Chiuri’s muse for her spring 2023 collection was Catherine de’ Medici, a figure who has been on Chiuri’s mind ever since she arrived from Italy to make her way as a woman in a patriarchal Parisian society. De’ Medici did the same 500 years ago, when the death of her husband, King Henry II, thrust her into the limelight as Queen Regent during the successive reigns of her three young sons. De’ Medici was an original power dresser: she made mourning robes a signature look, using an all-black wardrobe to express her singular position in court. (There is also a story that she introduced high-heeled shoes to France because she wanted to equal the stature of her husband’s statuesque mistress, Diane de Poitiers, although sadly this seems apocryphal.)
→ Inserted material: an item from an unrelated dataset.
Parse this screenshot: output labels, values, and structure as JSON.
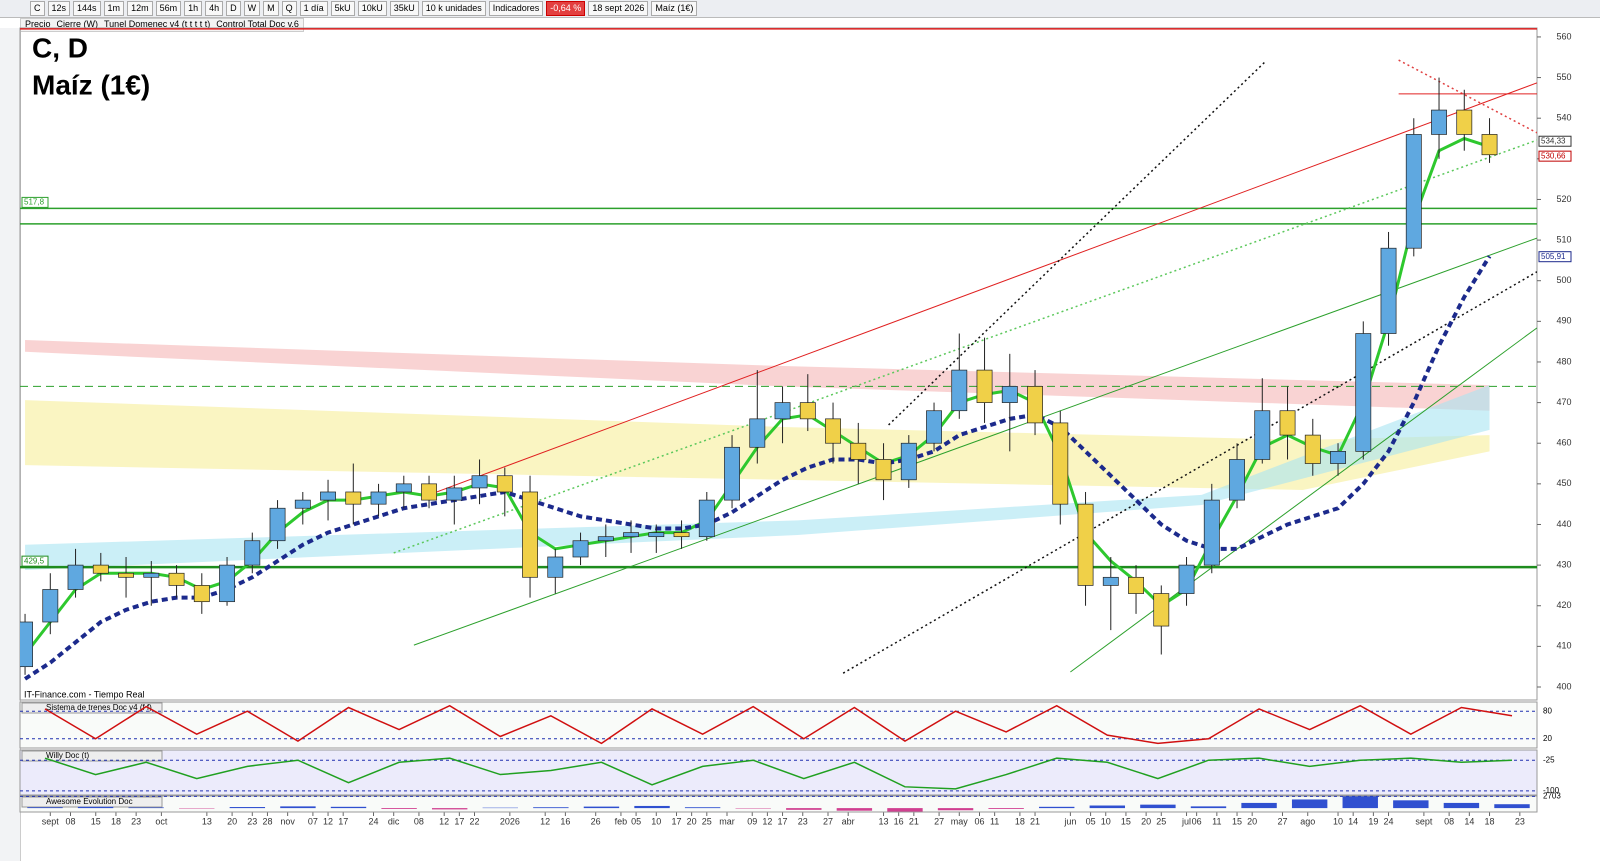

“She was one of the first women who consciously expressed her power through dress,” Chiuri says. “She arrived here in the heart of French culture, and she made her mark.” The irony, she adds with a laugh, is that, unlike De’ Medici, she has barely thought about her own clothes since she started living in Paris. “All that matters to me is that I am comfortable. When I find a coat that has the right weight on my shoulders so that it feels good when I walk around the city, then I get two of that coat.” She keeps duplicates of favourite pieces in Paris and Milan. “I don’t have time to think about clothes,” she says, then laughs. “Well, no, of course, I am thinking about clothes all the time. But I’m not thinking about clothes for myself. I’m busy.”